Understanding how plant nutrient acquisition strategies respond to grazing at the community level is critical to understanding ecosystem structure and functioning in grasslands. However, few studies have simultaneously compared the difference in aboveground (leaf) and belowground (root) nutrient-acquisition strategies in response to long-term grazing, especially at the regional scale. Here, we measured a set of leaf and fine-root traits that correspond to the fast-slow economic spectrum at the community level in 10 experimental sites from paired grazed and ungrazed grasslands across a soil nutrient gradient covering three major types of grasslands in northern China. We found that patterns of variations of leaf and fine-root traits were consistent with both a leaf and root economic spectrum at the community level for both grazed and non-grazed plots. Grazing had a minor effect on community-level leaf nutrient-acquisition strategies but strongly influenced community-level root nutrient-acquisition strategies. Specifically, root nutrient-acquisition strategies were shifted to more exploitative resource use in grazed communities. Moreover, soil nutrients contributed to the changes in both leaf and root nutrient-acquisition strategies, which tended towards a more resource-acquisition strategy with increasing soil nutrient levels.

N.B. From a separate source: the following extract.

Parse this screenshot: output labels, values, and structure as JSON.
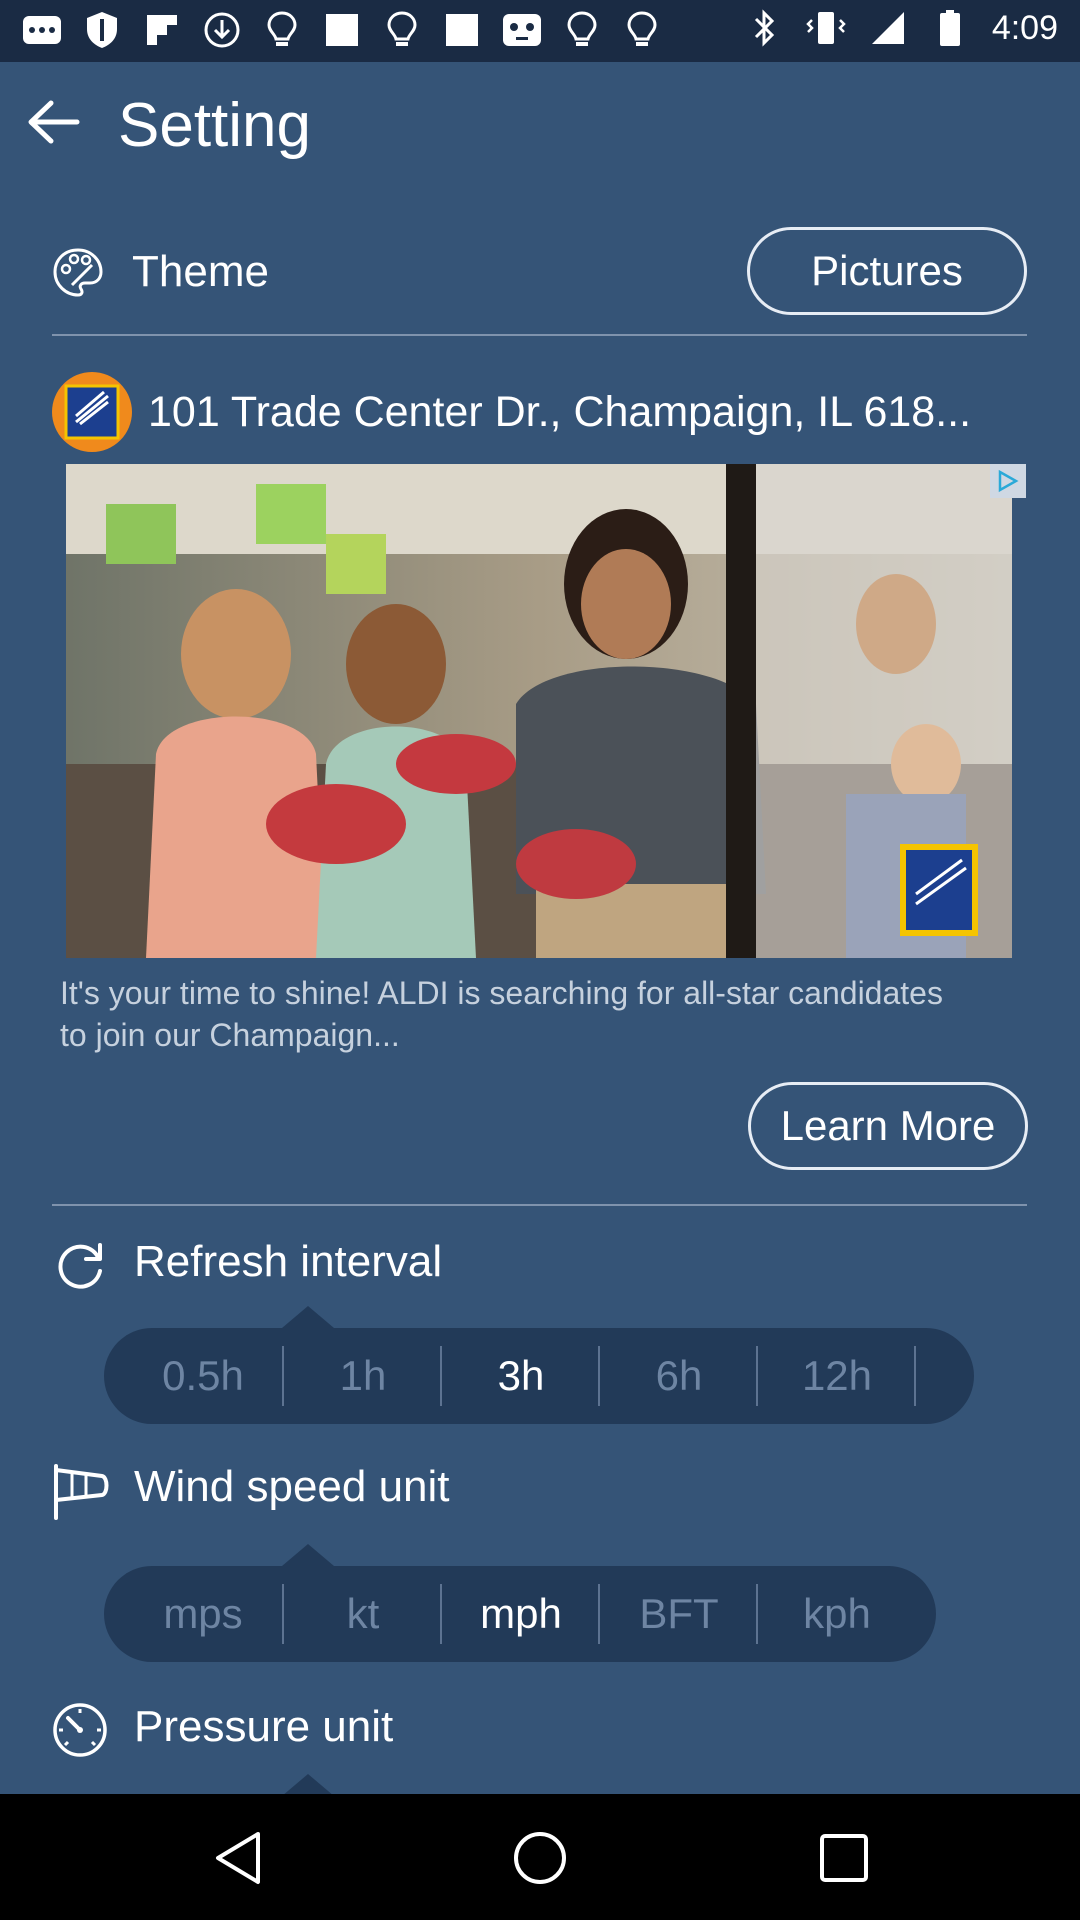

Grazing significantly interacted with soil nutrients to affect root nutrient-acquisition strategies, and grazing contributed more to root nutrient-acquisition strategies than soil nutrients. Our results demonstrated completely inconsistent responses of community-level above- and below-ground resource acquisition strategies to long-term grazing, and below-ground acquisition strategies were more sensitive to long-term grazing. Our findings also suggest that high-intensity anthropogenic activities such as grazing may strongly modify below-ground resource acquisition strategies.